Omettre de prendre en considération cet impact potentiel pourrait nuire à l’obtention des bénéfices anticipés, et même avoir des conséquences négatives sur les opérations. 

Règle 3 : Faire moins pour réaliser plus

- Déterminer 2 ou 3 objectifs clés, les plus importants pour réaliser sa stratégie;

- N’accorder la priorité qu’aux projets clairement en alignement avec les objectifs clés;

- Démontrer comment le projet contribuera à un ou plusieurs des objectifs clés;

- Faire des objectifs clés des indicateurs à suivre.

Selon McChesney, Covey et Huling[1], les organisations qui se donnent entre 11 et 20 grands objectifs à atteindre n’en atteindront aucun; celles qui s’en donnent 4 à 10 en concrétiseront 2 ou 3; et celles qui s’en donnent 2 ou 3 en réaliseront l’ensemble avec succès. 

Force est d’admettre que la formule «faire moins pour réaliser plus» est garant de succès et évite d’éparpiller les efforts, de multiplier les projets qui n’aboutissent pas, d’augmenter les dépenses et, au bout du compte, de n’atteindre aucun résultat.

«Le plus difficile a été de dire non à toutes les bonnes idées…»  Steve Jobs, à propos de la création de l’iPod

Règle 4 : Créer des tableaux de bord exhaustifs

- Déterminer les indicateurs qui permettent d’anticiper l’atteinte de résultats;

- Mesurer la capacité réelle des équipes à les suivre ;

- Cibler les contributeurs clés aux projets et mettre à leur disposition un tableau spécifique.

La gestion de projet met surtout l’accent sur la portée, les coûts et la durée du projet, ce qui exclut la plupart du temps les problèmes confrontés sur le terrain.
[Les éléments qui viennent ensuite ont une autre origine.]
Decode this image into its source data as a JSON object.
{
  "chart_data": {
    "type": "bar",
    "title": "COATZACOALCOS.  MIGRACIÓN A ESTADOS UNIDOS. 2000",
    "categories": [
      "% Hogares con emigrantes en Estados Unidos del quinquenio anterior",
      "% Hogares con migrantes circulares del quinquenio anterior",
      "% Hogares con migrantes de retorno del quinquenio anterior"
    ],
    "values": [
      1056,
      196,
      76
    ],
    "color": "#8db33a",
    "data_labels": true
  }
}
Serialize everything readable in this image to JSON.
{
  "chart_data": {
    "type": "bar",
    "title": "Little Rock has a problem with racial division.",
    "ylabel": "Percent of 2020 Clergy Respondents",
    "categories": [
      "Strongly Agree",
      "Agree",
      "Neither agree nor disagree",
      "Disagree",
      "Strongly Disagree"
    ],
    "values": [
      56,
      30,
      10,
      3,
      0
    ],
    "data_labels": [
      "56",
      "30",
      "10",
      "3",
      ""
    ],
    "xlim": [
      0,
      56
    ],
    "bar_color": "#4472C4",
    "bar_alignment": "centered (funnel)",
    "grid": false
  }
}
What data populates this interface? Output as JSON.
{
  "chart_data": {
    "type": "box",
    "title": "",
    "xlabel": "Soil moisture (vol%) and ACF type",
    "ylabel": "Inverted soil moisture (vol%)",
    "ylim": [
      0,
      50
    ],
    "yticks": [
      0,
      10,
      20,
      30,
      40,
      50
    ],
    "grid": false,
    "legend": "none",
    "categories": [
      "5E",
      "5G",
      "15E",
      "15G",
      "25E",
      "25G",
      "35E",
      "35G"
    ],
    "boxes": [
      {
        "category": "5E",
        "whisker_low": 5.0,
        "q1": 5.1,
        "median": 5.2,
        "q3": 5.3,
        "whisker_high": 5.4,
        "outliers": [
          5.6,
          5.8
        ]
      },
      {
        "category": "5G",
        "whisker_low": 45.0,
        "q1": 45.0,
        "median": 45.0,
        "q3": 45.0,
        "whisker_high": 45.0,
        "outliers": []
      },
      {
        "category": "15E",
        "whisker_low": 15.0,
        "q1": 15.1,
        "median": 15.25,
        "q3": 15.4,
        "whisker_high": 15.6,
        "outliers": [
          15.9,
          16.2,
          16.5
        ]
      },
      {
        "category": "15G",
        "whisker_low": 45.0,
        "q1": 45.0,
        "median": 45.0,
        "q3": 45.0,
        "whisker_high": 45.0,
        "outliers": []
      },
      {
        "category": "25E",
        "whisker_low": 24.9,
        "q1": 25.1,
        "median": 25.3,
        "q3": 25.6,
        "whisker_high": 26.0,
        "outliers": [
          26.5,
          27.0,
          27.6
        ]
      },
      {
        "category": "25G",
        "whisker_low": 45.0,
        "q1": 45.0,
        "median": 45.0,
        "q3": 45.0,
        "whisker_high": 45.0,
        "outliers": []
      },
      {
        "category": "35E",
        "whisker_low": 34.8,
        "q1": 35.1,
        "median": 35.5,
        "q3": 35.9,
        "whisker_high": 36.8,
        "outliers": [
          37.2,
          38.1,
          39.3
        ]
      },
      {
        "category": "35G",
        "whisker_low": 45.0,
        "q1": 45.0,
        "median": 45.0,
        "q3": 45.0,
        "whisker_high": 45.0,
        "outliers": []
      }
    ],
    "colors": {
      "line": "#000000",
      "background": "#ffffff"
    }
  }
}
Afin d’augmenter les chances d’atteindre ses objectifs, il faut cibler les causes probables des problèmes et en surveiller l’apparition et l’évolution à l’aide de tableaux de bord exhaustifs.

Règle 5 : Agir rapidement pour planifier de façon dynamique

- Tenir régulièrement des rencontres de suivi des indicateurs;

- Ne pas attendre la prochaine rencontre si un enjeu exige une attention urgente;

- Réévaluer les impacts sur les équipes et ajuster les activités de gestion du changement en conséquence pour ne pas surcharger les équipes lors de l’implantation;

- Agir sur les enjeux de capacité aussitôt qu’ils sont soulevés;

- S’assurer que chaque décision contribue à la progression vers les objectifs clés;

- Chaque enjeu et chaque risque doivent être confrontés rapidement pour ne pas faire dérailler le projet.

Ces initiatives peuvent avoir une grande incidence sur la réussite des projets.

Conclusion

Toujours selon McChesney, Covey et Huling (2012) : «Amener les gens à changer est le véritable défi de la mise en œuvre des objectifs stratégiques». Le changement n’est pas une mince affaire, mais en y mettant du sien – et un peu plus de temps au calendrier! – il peut être à la portée de toutes les organisations.


Note

[1] MCCHESNEY, Chris, COVEY Sean, and HULING, Jim (2012), The 4 Disciplines of Execution: Achieving Your Wildly Important Goals, FranklinCovey, 352 pages.